Considerazioni iniziali sulla riforma Moratti

28.02.2003

L’11 febbraio si è svolto alla Camera dei Deputati il dibattito sulle questioni pregiudiziali di costituzionalità e di merito relative al disegno di legge Moratti recante delega al Governo per la definizione delle norme generali sull’istruzione e dei livelli essenziali delle prestazioni in materia di istruzione e formazione professionale.

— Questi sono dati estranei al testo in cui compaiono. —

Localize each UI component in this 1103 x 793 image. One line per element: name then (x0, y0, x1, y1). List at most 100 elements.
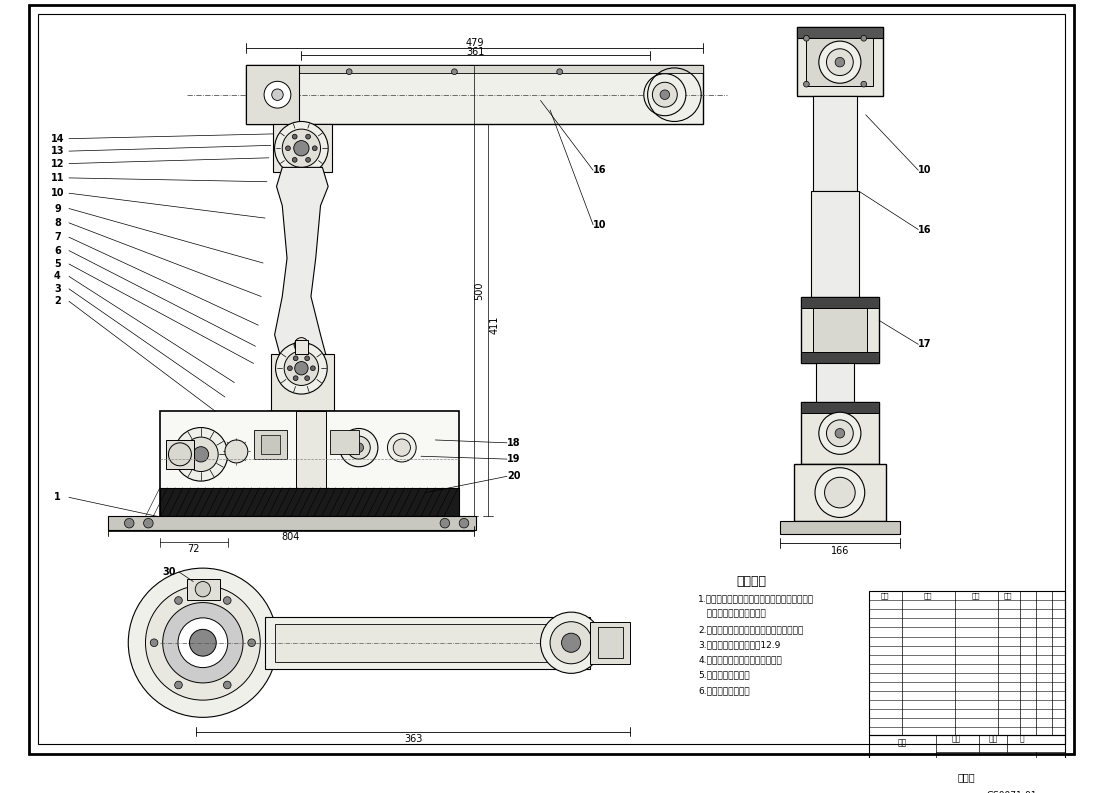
Circle shape (288, 366, 292, 370)
Text: 极配要求装配并安装到位: 极配要求装配并安装到位 (698, 610, 767, 619)
Circle shape (347, 436, 371, 459)
Bar (108, 516, 476, 530)
Bar (160, 488, 459, 516)
Bar (816, 363, 854, 440)
Bar (261, 435, 280, 454)
Circle shape (146, 585, 260, 700)
Circle shape (803, 36, 810, 41)
Circle shape (195, 581, 211, 597)
Circle shape (264, 82, 291, 108)
Circle shape (440, 519, 450, 528)
Bar (270, 354, 334, 412)
Bar (246, 65, 299, 125)
Text: 14: 14 (51, 134, 64, 144)
Bar (801, 352, 879, 363)
Text: 2.各零件结合面、螺丝连接处需要加放垫圈: 2.各零件结合面、螺丝连接处需要加放垫圈 (698, 625, 804, 634)
Circle shape (387, 433, 416, 462)
Circle shape (125, 519, 133, 528)
Text: 16: 16 (919, 224, 932, 235)
Bar (246, 65, 703, 125)
Circle shape (292, 158, 297, 163)
Bar (868, 734, 1064, 768)
Text: 16: 16 (593, 165, 607, 175)
Circle shape (826, 419, 854, 446)
Circle shape (248, 639, 256, 646)
Circle shape (340, 428, 378, 467)
Text: 3: 3 (54, 284, 61, 294)
Text: 5.整机采用海电路接: 5.整机采用海电路接 (698, 671, 750, 680)
Circle shape (285, 351, 319, 385)
Circle shape (818, 412, 861, 454)
Circle shape (295, 362, 308, 375)
Bar (160, 488, 459, 516)
Circle shape (815, 468, 865, 518)
Text: GS0071-01: GS0071-01 (987, 791, 1037, 793)
Polygon shape (275, 167, 329, 412)
Text: 6.机器电路标志齐全: 6.机器电路标志齐全 (698, 686, 750, 695)
Text: 数量: 数量 (1004, 592, 1013, 600)
Bar (801, 402, 879, 413)
Text: 10: 10 (593, 220, 607, 230)
Text: 11: 11 (51, 173, 64, 183)
Bar (296, 412, 326, 516)
Polygon shape (268, 412, 335, 497)
Circle shape (459, 519, 469, 528)
Circle shape (193, 446, 208, 462)
Circle shape (312, 146, 318, 151)
Circle shape (275, 121, 329, 175)
Circle shape (550, 622, 592, 664)
Circle shape (271, 89, 283, 101)
Text: 411: 411 (490, 316, 500, 335)
Text: 361: 361 (467, 47, 484, 56)
Text: 18: 18 (507, 438, 521, 448)
Circle shape (174, 427, 227, 481)
Circle shape (557, 69, 563, 75)
Text: 1.减速器、轴承、电机配合处装置于钢把图纸的: 1.减速器、轴承、电机配合处装置于钢把图纸的 (698, 594, 814, 603)
Text: 6: 6 (54, 246, 61, 255)
Text: 363: 363 (404, 734, 422, 745)
Text: 20: 20 (507, 471, 521, 481)
Circle shape (224, 596, 232, 604)
Bar (806, 38, 874, 86)
Bar (801, 297, 879, 308)
Circle shape (835, 428, 845, 438)
Bar (160, 412, 459, 516)
Circle shape (306, 134, 310, 139)
Text: 技术要求: 技术要求 (736, 575, 765, 588)
Text: 名称: 名称 (923, 592, 932, 600)
Bar (813, 308, 867, 352)
Bar (868, 787, 1064, 793)
Text: 72: 72 (188, 544, 200, 554)
Bar (796, 27, 882, 96)
Bar (813, 96, 857, 191)
Text: 12: 12 (51, 159, 64, 169)
Text: 500: 500 (474, 282, 484, 300)
Circle shape (660, 90, 670, 99)
Circle shape (561, 633, 580, 653)
Bar (254, 431, 287, 459)
Circle shape (184, 437, 218, 472)
Text: 材料: 材料 (972, 592, 979, 600)
Circle shape (174, 596, 182, 604)
Circle shape (224, 681, 232, 689)
Circle shape (169, 442, 192, 465)
Bar (868, 591, 1064, 734)
Circle shape (304, 376, 310, 381)
Circle shape (293, 179, 309, 194)
Circle shape (225, 440, 248, 463)
Circle shape (150, 639, 158, 646)
Circle shape (540, 612, 602, 673)
Circle shape (825, 477, 855, 508)
Text: 共: 共 (1019, 735, 1024, 744)
Bar (794, 464, 886, 521)
Circle shape (178, 618, 227, 668)
Text: 10: 10 (51, 188, 64, 198)
Circle shape (128, 568, 278, 718)
Bar (265, 617, 590, 668)
Bar (811, 191, 859, 344)
Circle shape (293, 356, 298, 361)
Text: 2: 2 (54, 297, 61, 306)
Polygon shape (201, 421, 311, 511)
Circle shape (282, 129, 321, 167)
Circle shape (295, 338, 308, 351)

Nel diritto parlamentare, le questioni pregiudiziali offrono all’opposizione uno spazio di dibattito per argomentare le loro obiezioni al disegno di legge in esame, evidenziandone i profili maggiormente critici e gli aspetti costituzionalmente più ambigui. L’analisi delle argomentazioni sollevate dall’opposizione durante la presentazione delle pregiudiziali rappresenta pertanto un importante strumento per valutare i principali punti di contrasto tra opposizione e maggioranza sul provvedimento di riforma del sistema scolastico, qui analizzato soprattutto nel suo rapporto con le previsioni della legge cost. n.3 del 2001 in materia d’istruzione.
Quattro sono le principali obiezioni sollevate dall’opposizione in relazione alla riforma Moratti. 
In primo luogo, si è rilevato come la duplice collocazione della materia istruzione sia alle lett.n) ed m) dell’art.117, comma 2 Cost. all’interno della potestà esclusiva dello Stato, sia all’art.117, comma 3 nell’ambito della potestà concorrente delle Regioni sia attualmente oggetto di un conflitto costituzionale interpretativo che non si è ancora esaurito e chiarito, per cui l’approvazione del provvedimento in esame potrebbe acuire ulteriormente il contenzioso tra Stato e Regioni.
In secondo luogo, l’opposizione ha espresso perplessità sulla previsione che delega il Governo ad adottare uno o più decreti legislativi per la definizione delle norme generali sull’istruzione. Nello specifico, si è rilevato come in tale delega non siano contemplati i principi fondamentali, a meno di voler ritenere che nei medesimi decreti legislativi possano essere disciplinati insieme principi fondamentali e norme generali. Anche in questo caso, tuttavia, rimarrebbe a detta dell’opposizione un’obiezione di fondo, perché non è scontato che, nella delega, possano aversi principi e criteri direttivi di principi fondamentali della legislazione regionale: la ragione ordinamentale – si osserva – è che la determinazione dei principi fondamentali della legislazione regionale è necessariamente di competenza del Parlamento, perché l’art.11 della legge cost. n.3 del 2001 prevede una procedura aggravata per i disegni di legge che riguardano le materie di legislazione concorrente.
In terzo luogo, si è lamentato che il provvedimento in esame ignora la distinzione tra istruzione e formazione professionale, rilevante anche ai fini del riparto di competenze tra Stato e Regioni, dal momento che solo la formazione professionale sarebbe da ritenersi competenza esclusiva delle Regioni, a differenza dell’istruzione, che è invece diritto di ogni cittadino.
Infine, sono state sollevati due tipi di obiezioni – tra di loro in contraddizione – in merito al rapporto tra la riforma Moratti e il provvedimento sulla devolution. Da una parte, infatti, si è sostenuto che il disegno di legge Moratti, accelerando di fatto i tempi della riforma costituzionale di modifica dell’art.117 Cost, sarebbe troppo regionalista, con la conseguenza che con una legge ordinaria verrebbero ad essere introdotte modifiche di natura costituzionale. Dall’altra parte, invece, si è sostenuto che il provvedimento in esame, cancellando la competenza concorrente delle Regioni, sarebbe eccessivamente statalista, ponendosi in netta contraddizione con il provvedimento in materia di devolution, che prevede, al contrario, il trasferimento alle Regioni della competenza esclusiva in materia di istruzione.
Dall’analisi della argomentazioni sollevate dall’opposizione nel dibattito sulle questioni pregiudiziali emerge chiaramente come, al di là delle ragioni di natura politica, lo scontro parlamentare sull’approvazione della riforma Moratti sia animato anche dalla confusione generale sull’effettiva portata del Titolo V in materia di istruzione, che, probabilmente, solo dopo i primi interventi della Corte Costituzionale potrà trovare qualche chiarimento.